In 2001, the SETI Institute went ahead with plans to build a radio telescope of its own, in league with the University of California at Berkeley. Private benefactors, led by software billionaire Paul Allen, kicked in millions of dollars to get the ball rolling.
Unlike Arecibo, the Allen Telescope Array is composed of 42 separate dishes, each one 20 feet (6.1 meters) wide, which are networked together with software to create an observatory with the sensitivity of a single 133-foot-wide (40-meter-wide) dish. Eventually, astronomers hope to expand the array to 350 dishes.
The array can be configured to target multiple spots on the sky simultaneously, or take readings for different experiments at the same time. For example, while the SETI Institute team looked for alien transmissions from the central region of our galaxy, Berkeley astronomers could check the same area for naturally occurring transient radio sources.
Here's how the SETI watch works:
On one night last week - June 3, to be exact - the system picked up a total of 8,616 signals to check. More than 90 percent of those were eliminated right away because they were matched up with the database of previously known signals. Just 180 of the remaining signals hung around long enough for further checking. The "same signal from two places" test eliminated all but two of those signals. The first on-off test eliminated one of those two, and the second on-off test eliminated the other one.
Bottom line: a big fat zero.
Searching while humans sleep
Watching all this happen might be an exercise in disappointment. So maybe it's a good thing that all this takes place automatically, without a human tracking the hopes as they're dashed nightly.
"The 'carbon-based units' are blissfully asleep," Backus said. "At 8 o'clock in the morning, we get an e-mail."
Another plus is that the researchers don't have to sleep on cots at the telescope site. The SETI search, like most astronomy projects nowadays, can be monitored remotely.
"A couple of weeks ago I was doing some engineering tasks in the predawn hours - in my pajamas, at my home computer," Backus recalled.

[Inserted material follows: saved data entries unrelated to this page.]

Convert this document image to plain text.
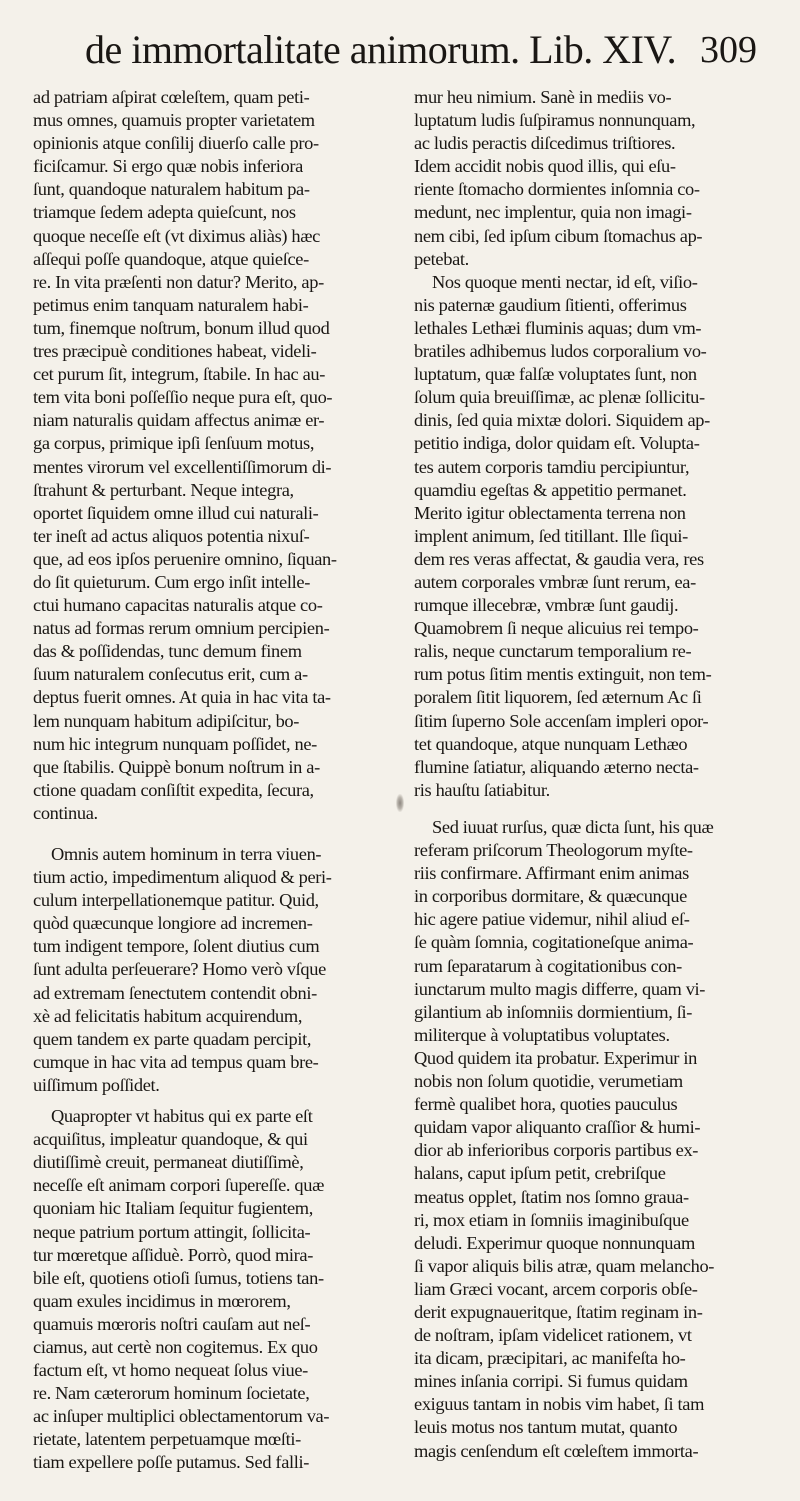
de immortalitate animorum. Lib. XIV. 309
ad patriam aſpirat cœleſtem, quam peti-
mus omnes, quamuis propter varietatem
opinionis atque conſilij diuerſo calle pro-
ficiſcamur. Si ergo quæ nobis inferiora
ſunt, quandoque naturalem habitum pa-
triamque ſedem adepta quieſcunt, nos
quoque neceſſe eſt (vt diximus aliàs) hæc
aſſequi poſſe quandoque, atque quieſce-
re. In vita præſenti non datur? Merito, ap-
petimus enim tanquam naturalem habi-
tum, finemque noſtrum, bonum illud quod
tres præcipuè conditiones habeat, videli-
cet purum ſit, integrum, ſtabile. In hac au-
tem vita boni poſſeſſio neque pura eſt, quo-
niam naturalis quidam affectus animæ er-
ga corpus, primique ipſi ſenſuum motus,
mentes virorum vel excellentiſſimorum di-
ſtrahunt & perturbant. Neque integra,
oportet ſiquidem omne illud cui naturali-
ter ineſt ad actus aliquos potentia nixuſ-
que, ad eos ipſos peruenire omnino, ſiquan-
do ſit quieturum. Cum ergo inſit intelle-
ctui humano capacitas naturalis atque co-
natus ad formas rerum omnium percipien-
das & poſſidendas, tunc demum finem
ſuum naturalem conſecutus erit, cum a-
deptus fuerit omnes. At quia in hac vita ta-
lem nunquam habitum adipiſcitur, bo-
num hic integrum nunquam poſſidet, ne-
que ſtabilis. Quippè bonum noſtrum in a-
ctione quadam conſiſtit expedita, ſecura,
continua.
Omnis autem hominum in terra viuen-
tium actio, impedimentum aliquod & peri-
culum interpellationemque patitur. Quid,
quòd quæcunque longiore ad incremen-
tum indigent tempore, ſolent diutius cum
ſunt adulta perſeuerare? Homo verò vſque
ad extremam ſenectutem contendit obni-
xè ad felicitatis habitum acquirendum,
quem tandem ex parte quadam percipit,
cumque in hac vita ad tempus quam bre-
uiſſimum poſſidet.
Quapropter vt habitus qui ex parte eſt
acquiſitus, impleatur quandoque, & qui
diutiſſimè creuit, permaneat diutiſſimè,
neceſſe eſt animam corpori ſupereſſe. quæ
quoniam hic Italiam ſequitur fugientem,
neque patrium portum attingit, ſollicita-
tur mœretque aſſiduè. Porrò, quod mira-
bile eſt, quotiens otioſi ſumus, totiens tan-
quam exules incidimus in mœrorem,
quamuis mœroris noſtri cauſam aut neſ-
ciamus, aut certè non cogitemus. Ex quo
factum eſt, vt homo nequeat ſolus viue-
re. Nam cæterorum hominum ſocietate,
ac inſuper multiplici oblectamentorum va-
rietate, latentem perpetuamque mœſti-
tiam expellere poſſe putamus. Sed falli-
mur heu nimium. Sanè in mediis vo-
luptatum ludis ſuſpiramus nonnunquam,
ac ludis peractis diſcedimus triſtiores.
Idem accidit nobis quod illis, qui eſu-
riente ſtomacho dormientes inſomnia co-
medunt, nec implentur, quia non imagi-
nem cibi, ſed ipſum cibum ſtomachus ap-
petebat.
Nos quoque menti nectar, id eſt, viſio-
nis paternæ gaudium ſitienti, offerimus
lethales Lethæi fluminis aquas; dum vm-
bratiles adhibemus ludos corporalium vo-
luptatum, quæ falſæ voluptates ſunt, non
ſolum quia breuiſſimæ, ac plenæ ſollicitu-
dinis, ſed quia mixtæ dolori. Siquidem ap-
petitio indiga, dolor quidam eſt. Volupta-
tes autem corporis tamdiu percipiuntur,
quamdiu egeſtas & appetitio permanet.
Merito igitur oblectamenta terrena non
implent animum, ſed titillant. Ille ſiqui-
dem res veras affectat, & gaudia vera, res
autem corporales vmbræ ſunt rerum, ea-
rumque illecebræ, vmbræ ſunt gaudij.
Quamobrem ſi neque alicuius rei tempo-
ralis, neque cunctarum temporalium re-
rum potus ſitim mentis extinguit, non tem-
poralem ſitit liquorem, ſed æternum Ac ſi
ſitim ſuperno Sole accenſam implerі opor-
tet quandoque, atque nunquam Lethæo
flumine ſatiatur, aliquando æterno necta-
ris hauſtu ſatiabitur.
Sed iuuat rurſus, quæ dicta ſunt, his quæ
referam priſcorum Theologorum myſte-
riis confirmare. Affirmant enim animas
in corporibus dormitare, & quæcunque
hic agere patiue videmur, nihil aliud eſ-
ſe quàm ſomnia, cogitationeſque anima-
rum ſeparatarum à cogitationibus con-
iunctarum multo magis differre, quam vi-
gilantium ab inſomniis dormientium, ſi-
militerque à voluptatibus voluptates.
Quod quidem ita probatur. Experimur in
nobis non ſolum quotidie, verumetiam
fermè qualibet hora, quoties pauculus
quidam vapor aliquanto craſſior & humi-
dior ab inferioribus corporis partibus ex-
halans, caput ipſum petit, crebriſque
meatus opplet, ſtatim nos ſomno graua-
ri, mox etiam in ſomniis imaginibuſque
deludi. Experimur quoque nonnunquam
ſi vapor aliquis bilis atræ, quam melancho-
liam Græci vocant, arcem corporis obſe-
derit expugnaueritque, ſtatim reginam in-
de noſtram, ipſam videlicet rationem, vt
ita dicam, præcipitari, ac manifeſta ho-
mines inſania corripi. Si fumus quidam
exiguus tantam in nobis vim habet, ſi tam
leuis motus nos tantum mutat, quanto
magis cenſendum eſt cœleſtem immorta-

In any SETI quest, so many earthly signals are picked up that astronomers have gotten used to the routine of eliminating the possibilities until nothing is left. "When we have a system that is sensitive to [radio] sources that are light-years away, it's easy to pick up something from just down the street," Backus said.
The nice thing is that astronomers now have the power to tinker and tweak their own telescope to optimize the search. Eventually, they'll be doing SETI seven days a week, 24 hours a day. "We're happy to refine the procedure as we learn," Backus said.
And one of these days, those astronomers just might get a computerized e-mail that doesn't have a big fat zero on the bottom line. Then what?